Nutrition Facts : Calories 235 calories, Carbohydrate 10.6 g, Cholesterol 44.9 mg, Fat 13.6 g, Fiber 2.3 g, Protein 18.8 g, SaturatedFat 7.1 g, Sodium 589.9 mg, Sugar 4.1 g
Tips:
- To make the portobello pizzas, start by slicing the mushrooms and brushing them with olive oil. Then, season them with salt, pepper, and garlic powder. Grill or roast the mushrooms until they are tender and slightly charred.
- While the mushrooms are cooking, prepare the pesto. In a food processor, combine basil, pine nuts, Parmesan cheese, garlic, olive oil, and salt and pepper. Pulse until the mixture is smooth and well combined.
- To assemble the pizzas, spread a layer of pesto on each flatbread. Then, top with the grilled portobello mushrooms, mozzarella cheese, and any other desired toppings. Bake the pizzas in a hot oven until the cheese is melted and bubbly and the crust is crispy.
- You can use different types of mushrooms for this recipe, such as cremini or shiitake mushrooms.
- If you don't have a food processor, you can make the pesto by hand.

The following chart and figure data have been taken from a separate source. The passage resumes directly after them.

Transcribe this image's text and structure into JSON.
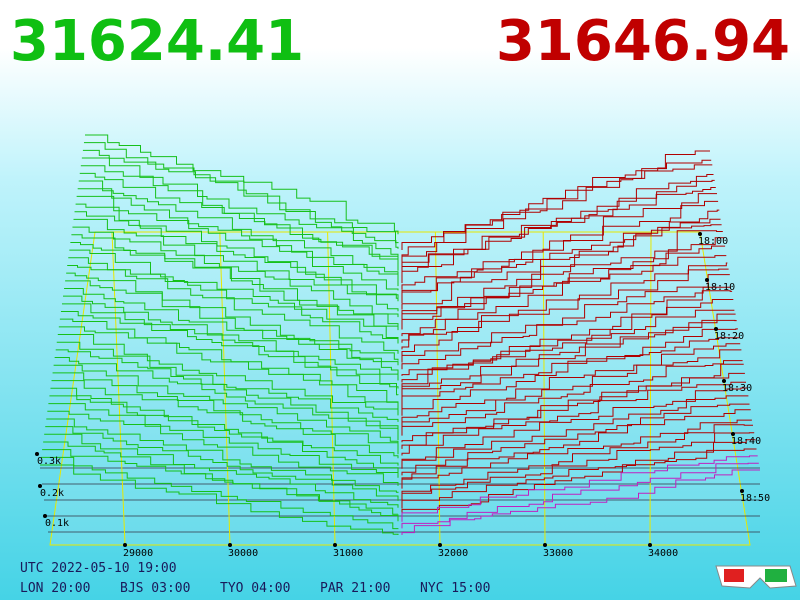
{
  "header": {
    "bid": "31624.41",
    "ask": "31646.94"
  },
  "price_axis": {
    "ticks": [
      "29000",
      "30000",
      "31000",
      "32000",
      "33000",
      "34000"
    ]
  },
  "time_axis": {
    "ticks": [
      "18:00",
      "18:10",
      "18:20",
      "18:30",
      "18:40",
      "18:50"
    ]
  },
  "depth_axis": {
    "ticks": [
      "0.3k",
      "0.2k",
      "0.1k"
    ]
  },
  "footer": {
    "utc": "UTC 2022-05-10 19:00",
    "cities": [
      "LON 20:00",
      "BJS 03:00",
      "TYO 04:00",
      "PAR 21:00",
      "NYC 15:00"
    ]
  }
}
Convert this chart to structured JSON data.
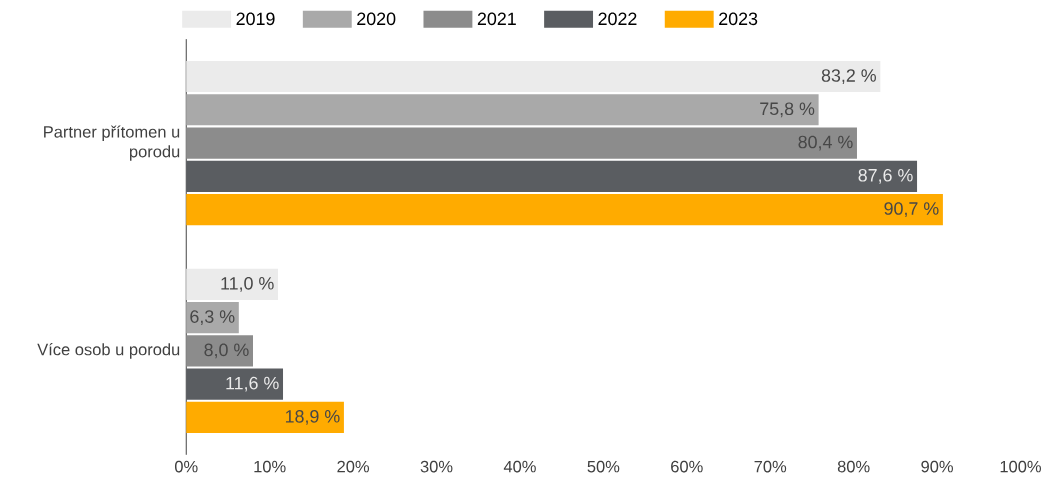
{
  "chart_data": {
    "type": "bar",
    "orientation": "horizontal",
    "categories": [
      "Partner přítomen u porodu",
      "Více osob u porodu"
    ],
    "series": [
      {
        "name": "2019",
        "color": "#ebebeb",
        "values": [
          83.2,
          11.0
        ],
        "value_labels": [
          "83,2 %",
          "11,0 %"
        ]
      },
      {
        "name": "2020",
        "color": "#a9a9a9",
        "values": [
          75.8,
          6.3
        ],
        "value_labels": [
          "75,8 %",
          "6,3 %"
        ]
      },
      {
        "name": "2021",
        "color": "#8c8c8c",
        "values": [
          80.4,
          8.0
        ],
        "value_labels": [
          "80,4 %",
          "8,0 %"
        ]
      },
      {
        "name": "2022",
        "color": "#5a5d61",
        "values": [
          87.6,
          11.6
        ],
        "value_labels": [
          "87,6 %",
          "11,6 %"
        ]
      },
      {
        "name": "2023",
        "color": "#ffab00",
        "values": [
          90.7,
          18.9
        ],
        "value_labels": [
          "90,7 %",
          "18,9 %"
        ]
      }
    ],
    "xlim": [
      0,
      100
    ],
    "xticks": [
      {
        "value": 0,
        "label": "0%"
      },
      {
        "value": 10,
        "label": "10%"
      },
      {
        "value": 20,
        "label": "20%"
      },
      {
        "value": 30,
        "label": "30%"
      },
      {
        "value": 40,
        "label": "40%"
      },
      {
        "value": 50,
        "label": "50%"
      },
      {
        "value": 60,
        "label": "60%"
      },
      {
        "value": 70,
        "label": "70%"
      },
      {
        "value": 80,
        "label": "80%"
      },
      {
        "value": 90,
        "label": "90%"
      },
      {
        "value": 100,
        "label": "100%"
      }
    ],
    "legend": "top",
    "grid": false
  }
}
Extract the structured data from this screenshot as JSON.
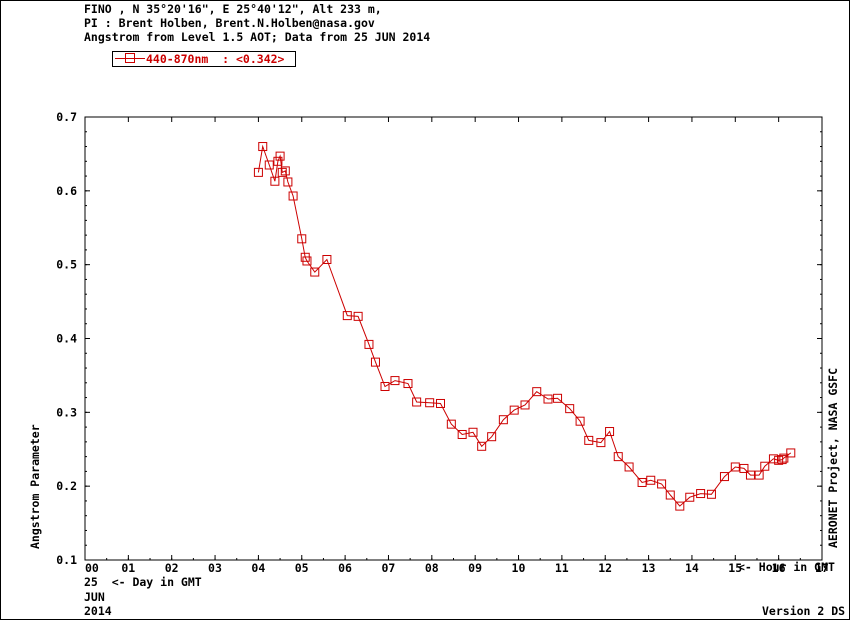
{
  "header": {
    "line1": "FINO , N 35°20'16\", E 25°40'12\", Alt 233 m,",
    "line2": "PI : Brent Holben, Brent.N.Holben@nasa.gov",
    "line3": "Angstrom from Level 1.5 AOT; Data from 25 JUN 2014"
  },
  "legend": {
    "label": "440-870nm  : <0.342>"
  },
  "footer": {
    "hour_label": "<- Hour in GMT",
    "day_label": "25  <- Day in GMT",
    "month": "JUN",
    "year": "2014",
    "version": "Version 2 DS",
    "credit": "AERONET Project, NASA GSFC"
  },
  "colors": {
    "series": "#cc0000",
    "axis": "#000000"
  },
  "chart_data": {
    "type": "line",
    "title": "",
    "xlabel": "",
    "ylabel": "Angstrom Parameter",
    "xlim": [
      0,
      17
    ],
    "ylim": [
      0.1,
      0.7
    ],
    "x_ticks": [
      "00",
      "01",
      "02",
      "03",
      "04",
      "05",
      "06",
      "07",
      "08",
      "09",
      "10",
      "11",
      "12",
      "13",
      "14",
      "15",
      "16",
      "17"
    ],
    "y_ticks": [
      "0.1",
      "0.2",
      "0.3",
      "0.4",
      "0.5",
      "0.6",
      "0.7"
    ],
    "grid": false,
    "legend_position": "top-left",
    "series": [
      {
        "name": "440-870nm",
        "marker": "square",
        "x": [
          4.0,
          4.1,
          4.25,
          4.38,
          4.45,
          4.5,
          4.55,
          4.62,
          4.68,
          4.8,
          5.0,
          5.08,
          5.12,
          5.3,
          5.58,
          6.05,
          6.3,
          6.55,
          6.7,
          6.92,
          7.15,
          7.45,
          7.65,
          7.95,
          8.2,
          8.45,
          8.7,
          8.95,
          9.15,
          9.38,
          9.65,
          9.9,
          10.15,
          10.42,
          10.68,
          10.9,
          11.18,
          11.42,
          11.62,
          11.9,
          12.1,
          12.3,
          12.55,
          12.85,
          13.05,
          13.3,
          13.5,
          13.72,
          13.95,
          14.2,
          14.45,
          14.75,
          15.0,
          15.2,
          15.35,
          15.55,
          15.68,
          15.88,
          16.0,
          16.08,
          16.12,
          16.28
        ],
        "y": [
          0.625,
          0.66,
          0.635,
          0.613,
          0.64,
          0.647,
          0.625,
          0.627,
          0.612,
          0.593,
          0.535,
          0.51,
          0.505,
          0.49,
          0.507,
          0.431,
          0.43,
          0.392,
          0.368,
          0.335,
          0.343,
          0.339,
          0.314,
          0.313,
          0.312,
          0.284,
          0.27,
          0.273,
          0.254,
          0.267,
          0.29,
          0.303,
          0.31,
          0.328,
          0.318,
          0.319,
          0.305,
          0.288,
          0.262,
          0.259,
          0.274,
          0.24,
          0.226,
          0.205,
          0.208,
          0.203,
          0.188,
          0.173,
          0.185,
          0.19,
          0.189,
          0.213,
          0.226,
          0.224,
          0.215,
          0.215,
          0.227,
          0.237,
          0.235,
          0.236,
          0.238,
          0.245
        ]
      }
    ]
  }
}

Simply chop the basil, pine nuts, Parmesan cheese, garlic, and olive oil together until they are well combined.
- You can also use store-bought pesto for this recipe.
- Serve the pizzas immediately with a side salad or soup.
Conclusion:
Portobello pizzas are a delicious and easy-to-make meal that is perfect for a quick lunch or dinner. They are also a great way to use up leftover portobello mushrooms. The combination of the earthy mushrooms, creamy pesto, and melted cheese is sure to please everyone at your table.